There have been rumors of the return to netbook pricing in the PC market. We believe this could have an irreversible impact on overall PC prices. When we study the PC market, we see a high degree of health in the higher end segments of the market. Companies like Apple and other vendors who have legitimate premium offerings have secured their slice of the PC pie with a sustainable hardware strategy. Our concern on the Windows front is, if the price of Windows PCs drop significantly, those price points will become the “new normals” and eliminate any real chance of premium offerings by other Windows PC vendors. Currently, the ASP of notebooks is approximately $700 and desktops approximately $550. But those high ASPs are because of Apple’s Macs. The ASP of a strictly Windows PC is about $430 which is about as low as a full featured Windows PC has ever been (excluding netbooks). At that price, it is already difficult for many Windows OEMs to make much money on hardware. They are all currently looking for more software, services, and accessories revenue as a point of emphasis.

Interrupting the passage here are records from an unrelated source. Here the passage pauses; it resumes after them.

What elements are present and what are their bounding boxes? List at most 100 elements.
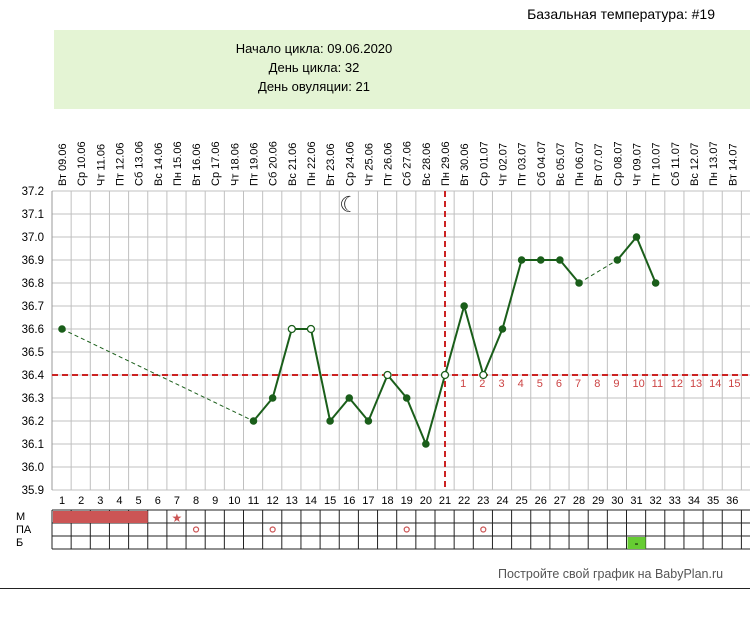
line-segment bbox=[367, 374, 389, 422]
pa-mark bbox=[480, 526, 487, 533]
b-mark-symbol: - bbox=[635, 536, 639, 550]
day-number: 19 bbox=[401, 495, 413, 507]
date-label: Чт 02.07 bbox=[497, 143, 509, 186]
date-label: Вт 14.07 bbox=[727, 143, 739, 186]
y-tick-label: 37.2 bbox=[22, 186, 44, 198]
day-number: 15 bbox=[324, 495, 336, 507]
date-label: Пт 10.07 bbox=[651, 142, 663, 186]
day-number: 5 bbox=[136, 495, 142, 507]
post-ovulation-label: 9 bbox=[613, 378, 619, 390]
date-label: Пт 03.07 bbox=[517, 142, 529, 186]
date-label: Чт 25.06 bbox=[363, 143, 375, 186]
moon-icon: ☾ bbox=[339, 193, 359, 218]
post-ovulation-label: 15 bbox=[728, 378, 740, 390]
line-segment-dashed bbox=[61, 328, 254, 422]
day-number: 20 bbox=[420, 495, 432, 507]
line-segment bbox=[444, 305, 466, 376]
day-number: 4 bbox=[116, 495, 122, 507]
date-label: Ср 24.06 bbox=[344, 141, 356, 186]
day-number: 24 bbox=[496, 495, 508, 507]
data-point-hollow bbox=[306, 324, 316, 334]
footer-link[interactable]: Постройте свой график на BabyPlan.ru bbox=[498, 567, 724, 581]
day-number: 17 bbox=[362, 495, 374, 507]
post-ovulation-label: 11 bbox=[652, 378, 663, 390]
day-number: 34 bbox=[688, 495, 700, 507]
line-segment bbox=[424, 374, 446, 445]
data-point bbox=[575, 279, 583, 287]
day-number: 6 bbox=[155, 495, 161, 507]
post-ovulation-label: 2 bbox=[479, 378, 485, 390]
b-mark-cell bbox=[627, 537, 646, 549]
date-label: Ср 10.06 bbox=[76, 141, 88, 186]
date-label: Пн 15.06 bbox=[172, 141, 184, 186]
data-point-hollow bbox=[287, 324, 296, 334]
day-number: 29 bbox=[592, 495, 604, 507]
date-label: Сб 11.07 bbox=[670, 142, 682, 186]
line-segment bbox=[635, 236, 657, 284]
pa-mark bbox=[269, 526, 276, 533]
y-tick-label: 36.0 bbox=[22, 462, 44, 474]
post-ovulation-label: 6 bbox=[556, 378, 562, 390]
day-number: 7 bbox=[174, 495, 180, 507]
line-segment bbox=[559, 259, 580, 284]
bbt-chart: 37.2 37.1 37.0 36.9 36.8 36.7 36.6 36.5 36.4 36.3… bbox=[16, 141, 750, 550]
post-ovulation-label: 13 bbox=[690, 378, 702, 390]
y-tick-label: 36.9 bbox=[22, 255, 44, 267]
cycle-day: День цикла: 32 bbox=[268, 60, 360, 75]
date-label: Сб 27.06 bbox=[402, 141, 414, 186]
line-segment bbox=[482, 328, 504, 376]
data-point bbox=[326, 417, 334, 425]
date-label: Вс 12.07 bbox=[689, 143, 701, 186]
y-tick-label: 35.9 bbox=[22, 485, 44, 497]
menstruation-bar bbox=[53, 511, 148, 523]
data-point bbox=[58, 325, 66, 333]
day-number: 2 bbox=[78, 495, 84, 507]
date-label: Вт 07.07 bbox=[593, 143, 605, 186]
y-tick-label: 36.6 bbox=[22, 324, 44, 336]
y-tick-label: 37.1 bbox=[22, 209, 44, 221]
post-ovulation-label: 12 bbox=[671, 378, 683, 390]
line-segment bbox=[309, 328, 332, 422]
date-label: Пт 26.06 bbox=[383, 142, 395, 186]
day-number: 35 bbox=[707, 495, 719, 507]
day-number: 12 bbox=[267, 495, 279, 507]
post-ovulation-label: 8 bbox=[594, 378, 600, 390]
pa-mark bbox=[192, 526, 200, 533]
day-number: 13 bbox=[286, 495, 298, 507]
date-label: Сб 13.06 bbox=[134, 141, 146, 186]
day-number: 8 bbox=[193, 495, 199, 507]
data-point bbox=[345, 394, 354, 402]
y-tick-label: 36.3 bbox=[22, 393, 44, 405]
data-point bbox=[498, 325, 507, 333]
data-point bbox=[651, 279, 660, 287]
line-segment bbox=[501, 259, 523, 330]
line-segment bbox=[405, 397, 427, 445]
y-tick-label: 36.5 bbox=[22, 347, 44, 359]
day-number: 11 bbox=[248, 495, 259, 507]
data-point bbox=[249, 417, 258, 425]
chart-title: Базальная температура: #19 bbox=[527, 6, 715, 22]
date-label: Чт 18.06 bbox=[229, 143, 241, 186]
date-label: Пн 13.07 bbox=[708, 141, 720, 186]
line-segment bbox=[271, 328, 293, 399]
cycle-info-panel: Начало цикла: 09.06.2020 День цикла: 32 … bbox=[54, 30, 750, 109]
day-number: 36 bbox=[726, 495, 738, 507]
date-label: Пт 12.06 bbox=[114, 142, 126, 186]
day-number: 3 bbox=[97, 495, 103, 507]
date-label: Пн 22.06 bbox=[306, 141, 318, 186]
post-ovulation-label: 1 bbox=[460, 378, 466, 390]
date-label: Вт 09.06 bbox=[57, 143, 69, 186]
date-label: Вс 14.06 bbox=[153, 143, 165, 186]
data-point bbox=[613, 256, 622, 264]
data-point bbox=[402, 394, 411, 402]
date-label: Чт 09.07 bbox=[632, 143, 644, 186]
row-label: ПА bbox=[16, 524, 32, 536]
line-segment bbox=[348, 397, 370, 422]
date-label: Пн 29.06 bbox=[440, 141, 452, 186]
date-label: Вс 05.07 bbox=[555, 143, 567, 186]
star-icon: ★ bbox=[172, 511, 183, 525]
pa-mark bbox=[403, 526, 410, 533]
date-label: Сб 04.07 bbox=[536, 141, 548, 186]
date-label: Чт 11.06 bbox=[95, 144, 107, 186]
ovulation-day: День овуляции: 21 bbox=[258, 79, 370, 94]
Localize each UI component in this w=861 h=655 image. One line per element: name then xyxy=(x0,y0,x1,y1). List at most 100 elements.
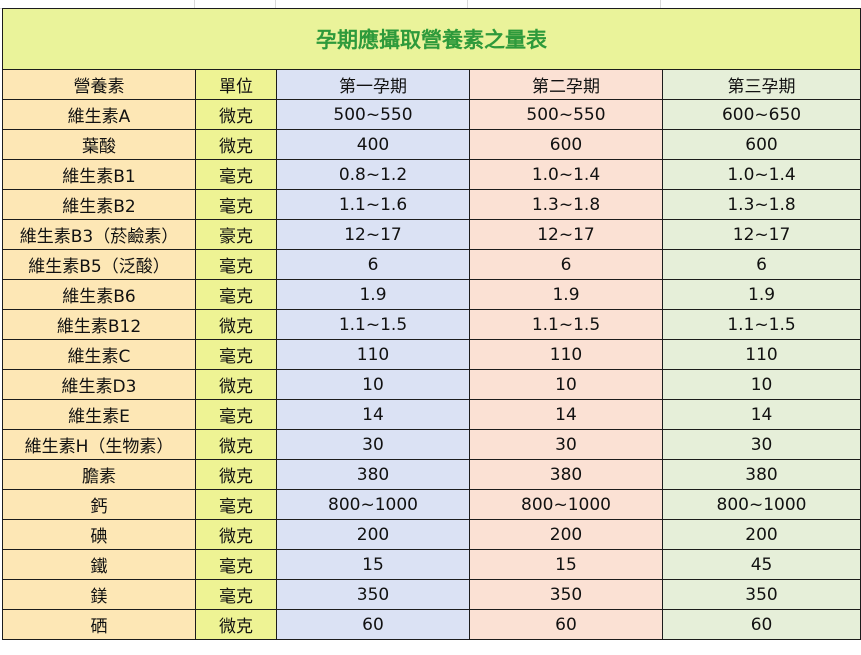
second-trimester-cell[interactable]: 1.9 xyxy=(469,279,663,310)
second-trimester-cell[interactable]: 110 xyxy=(469,339,663,370)
nutrient-cell[interactable]: 維生素B1 xyxy=(2,159,196,190)
unit-cell[interactable]: 微克 xyxy=(195,309,277,340)
second-trimester-cell[interactable]: 6 xyxy=(469,249,663,280)
first-trimester-cell[interactable]: 380 xyxy=(276,459,470,490)
first-trimester-cell[interactable]: 12~17 xyxy=(276,219,470,250)
unit-cell[interactable]: 毫克 xyxy=(195,339,277,370)
first-trimester-cell[interactable]: 110 xyxy=(276,339,470,370)
gridline xyxy=(194,0,195,9)
third-trimester-cell[interactable]: 350 xyxy=(661,579,861,610)
third-trimester-cell[interactable]: 110 xyxy=(661,339,861,370)
first-trimester-cell[interactable]: 1.9 xyxy=(276,279,470,310)
unit-cell[interactable]: 毫克 xyxy=(195,159,277,190)
second-trimester-cell[interactable]: 12~17 xyxy=(469,219,663,250)
table-row: 維生素D3 微克 10 10 10 xyxy=(2,369,861,400)
first-trimester-cell[interactable]: 200 xyxy=(276,519,470,550)
unit-cell[interactable]: 微克 xyxy=(195,369,277,400)
unit-cell[interactable]: 毫克 xyxy=(195,279,277,310)
nutrient-cell[interactable]: 維生素H（生物素） xyxy=(2,429,196,460)
header-nutrient[interactable]: 營養素 xyxy=(2,69,196,100)
nutrient-cell[interactable]: 膽素 xyxy=(2,459,196,490)
unit-cell[interactable]: 毫克 xyxy=(195,189,277,220)
third-trimester-cell[interactable]: 200 xyxy=(661,519,861,550)
first-trimester-cell[interactable]: 800~1000 xyxy=(276,489,470,520)
nutrient-cell[interactable]: 維生素B12 xyxy=(2,309,196,340)
first-trimester-cell[interactable]: 500~550 xyxy=(276,99,470,130)
first-trimester-cell[interactable]: 400 xyxy=(276,129,470,160)
second-trimester-cell[interactable]: 30 xyxy=(469,429,663,460)
first-trimester-cell[interactable]: 10 xyxy=(276,369,470,400)
second-trimester-cell[interactable]: 10 xyxy=(469,369,663,400)
second-trimester-cell[interactable]: 350 xyxy=(469,579,663,610)
first-trimester-cell[interactable]: 6 xyxy=(276,249,470,280)
second-trimester-cell[interactable]: 14 xyxy=(469,399,663,430)
third-trimester-cell[interactable]: 600 xyxy=(661,129,861,160)
header-second-trimester[interactable]: 第二孕期 xyxy=(469,69,663,100)
second-trimester-cell[interactable]: 15 xyxy=(469,549,663,580)
nutrient-cell[interactable]: 葉酸 xyxy=(2,129,196,160)
unit-cell[interactable]: 微克 xyxy=(195,519,277,550)
first-trimester-cell[interactable]: 1.1~1.6 xyxy=(276,189,470,220)
unit-cell[interactable]: 微克 xyxy=(195,129,277,160)
nutrient-cell[interactable]: 鐵 xyxy=(2,549,196,580)
third-trimester-cell[interactable]: 380 xyxy=(661,459,861,490)
first-trimester-cell[interactable]: 350 xyxy=(276,579,470,610)
third-trimester-cell[interactable]: 1.3~1.8 xyxy=(661,189,861,220)
second-trimester-cell[interactable]: 380 xyxy=(469,459,663,490)
nutrient-cell[interactable]: 維生素D3 xyxy=(2,369,196,400)
nutrient-cell[interactable]: 硒 xyxy=(2,609,196,640)
table-title[interactable]: 孕期應攝取營養素之量表 xyxy=(1,8,861,70)
unit-cell[interactable]: 微克 xyxy=(195,99,277,130)
nutrient-cell[interactable]: 碘 xyxy=(2,519,196,550)
third-trimester-cell[interactable]: 14 xyxy=(661,399,861,430)
gridline xyxy=(275,0,276,9)
first-trimester-cell[interactable]: 15 xyxy=(276,549,470,580)
first-trimester-cell[interactable]: 14 xyxy=(276,399,470,430)
third-trimester-cell[interactable]: 600~650 xyxy=(661,99,861,130)
nutrient-cell[interactable]: 鈣 xyxy=(2,489,196,520)
table-row: 維生素C 毫克 110 110 110 xyxy=(2,339,861,370)
unit-cell[interactable]: 毫克 xyxy=(195,249,277,280)
nutrient-cell[interactable]: 維生素B2 xyxy=(2,189,196,220)
first-trimester-cell[interactable]: 0.8~1.2 xyxy=(276,159,470,190)
unit-cell[interactable]: 毫克 xyxy=(195,549,277,580)
unit-cell[interactable]: 豪克 xyxy=(195,219,277,250)
third-trimester-cell[interactable]: 12~17 xyxy=(661,219,861,250)
nutrient-cell[interactable]: 維生素B3（菸鹼素） xyxy=(2,219,196,250)
second-trimester-cell[interactable]: 500~550 xyxy=(469,99,663,130)
third-trimester-cell[interactable]: 1.9 xyxy=(661,279,861,310)
nutrient-cell[interactable]: 維生素B6 xyxy=(2,279,196,310)
nutrient-cell[interactable]: 維生素C xyxy=(2,339,196,370)
unit-cell[interactable]: 微克 xyxy=(195,609,277,640)
third-trimester-cell[interactable]: 10 xyxy=(661,369,861,400)
third-trimester-cell[interactable]: 800~1000 xyxy=(661,489,861,520)
third-trimester-cell[interactable]: 30 xyxy=(661,429,861,460)
second-trimester-cell[interactable]: 600 xyxy=(469,129,663,160)
header-third-trimester[interactable]: 第三孕期 xyxy=(661,69,861,100)
header-unit[interactable]: 單位 xyxy=(195,69,277,100)
unit-cell[interactable]: 毫克 xyxy=(195,399,277,430)
unit-cell[interactable]: 毫克 xyxy=(195,579,277,610)
second-trimester-cell[interactable]: 200 xyxy=(469,519,663,550)
first-trimester-cell[interactable]: 30 xyxy=(276,429,470,460)
unit-cell[interactable]: 微克 xyxy=(195,459,277,490)
second-trimester-cell[interactable]: 1.0~1.4 xyxy=(469,159,663,190)
unit-cell[interactable]: 毫克 xyxy=(195,489,277,520)
third-trimester-cell[interactable]: 1.1~1.5 xyxy=(661,309,861,340)
nutrient-cell[interactable]: 維生素B5（泛酸） xyxy=(2,249,196,280)
first-trimester-cell[interactable]: 1.1~1.5 xyxy=(276,309,470,340)
third-trimester-cell[interactable]: 1.0~1.4 xyxy=(661,159,861,190)
nutrient-cell[interactable]: 維生素A xyxy=(2,99,196,130)
second-trimester-cell[interactable]: 1.1~1.5 xyxy=(469,309,663,340)
nutrient-cell[interactable]: 鎂 xyxy=(2,579,196,610)
third-trimester-cell[interactable]: 60 xyxy=(661,609,861,640)
unit-cell[interactable]: 微克 xyxy=(195,429,277,460)
second-trimester-cell[interactable]: 60 xyxy=(469,609,663,640)
header-first-trimester[interactable]: 第一孕期 xyxy=(276,69,470,100)
second-trimester-cell[interactable]: 1.3~1.8 xyxy=(469,189,663,220)
second-trimester-cell[interactable]: 800~1000 xyxy=(469,489,663,520)
third-trimester-cell[interactable]: 6 xyxy=(661,249,861,280)
third-trimester-cell[interactable]: 45 xyxy=(661,549,861,580)
first-trimester-cell[interactable]: 60 xyxy=(276,609,470,640)
nutrient-cell[interactable]: 維生素E xyxy=(2,399,196,430)
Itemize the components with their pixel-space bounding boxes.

Competing with Apple is hard enough for vendors in the Windows ecosystem. A significant drop of ASP will likely eliminate any chance of premium offerings by them. There will still be an enthusiast Windows community but that community is already quite small. The build-it-yourself PC community and the hard core PC gaming category, while extremely healthy, are still too small to sustain the ASPs of the entire Windows PC market. So as of right now, this is a look forward forecast of the ASPs of certain categories.
However, given this article I posted a few days ago on low cost tablets, I’m already due to update my outlook for tablet ASPs in 2015. Should the notebook and desktop space truly become a race to the bottom, then I will have to adjust the 2015 ASPs of notebooks and possibly desktops to trend more into the negative than I think is healthy for the category.
Part of the drive to bring down the ASPs of PCs is to kick start the broader upgrade cycle in consumer markets and perhaps compete more with tablets in the entry level PC space (first time PC/tablet buyers). There is some sound logic to this. However, with “good enough” computing established in these markets, the concern would be that nearly the whole market would gravitate to these lower cost PCs and cause a sweeping shift in price points to the lower end where margins will be even further squeezed for the OEMs. Overall, our concern is the destruction of the “value and premium” segments of the market with “good enough” options being offered in the <$400 PC market.
Using my viewpoint of what happens with low cost tablets in consumer markets, I feel it would be smarter if vendors left the bottom to those tablets and focused on features and functions that will remain “valued” by end users. I can see a scenario where consumers start to gravitate to desktops in their homes instead of notebooks. They can use the tablet or their smartphone as their mobile PC and pair it with a desktop for their fixed PC usage. Due to the lengthy refresh rates, our research indicates consumers would spend more on these PCs because they intend to hold onto them because they want to them last longer than previous upgrade cycles. Those who need notebooks because they are traveling or are mobile workers will still utilize and spend on the product because of its value to them from a productivity standpoint. Bottom line, I believe there is still money to be made in PC hardware if Microsoft and the vendors can avoid letting certain players collapse the ASP of the PC category. Should the race to the bottom happen, even those who would pay more because of the intrinsic value the PC provides will no longer have to since they can get the same features as mid and even high end PCs at rock bottom prices.
Eventually, I can see the PC market going one of two ways. Either it becomes a race to the bottom and only a few current vendors are left standing or value can remain in the category. Ultimately, it is up to Microsoft and the Windows OEMs to decide which future they want.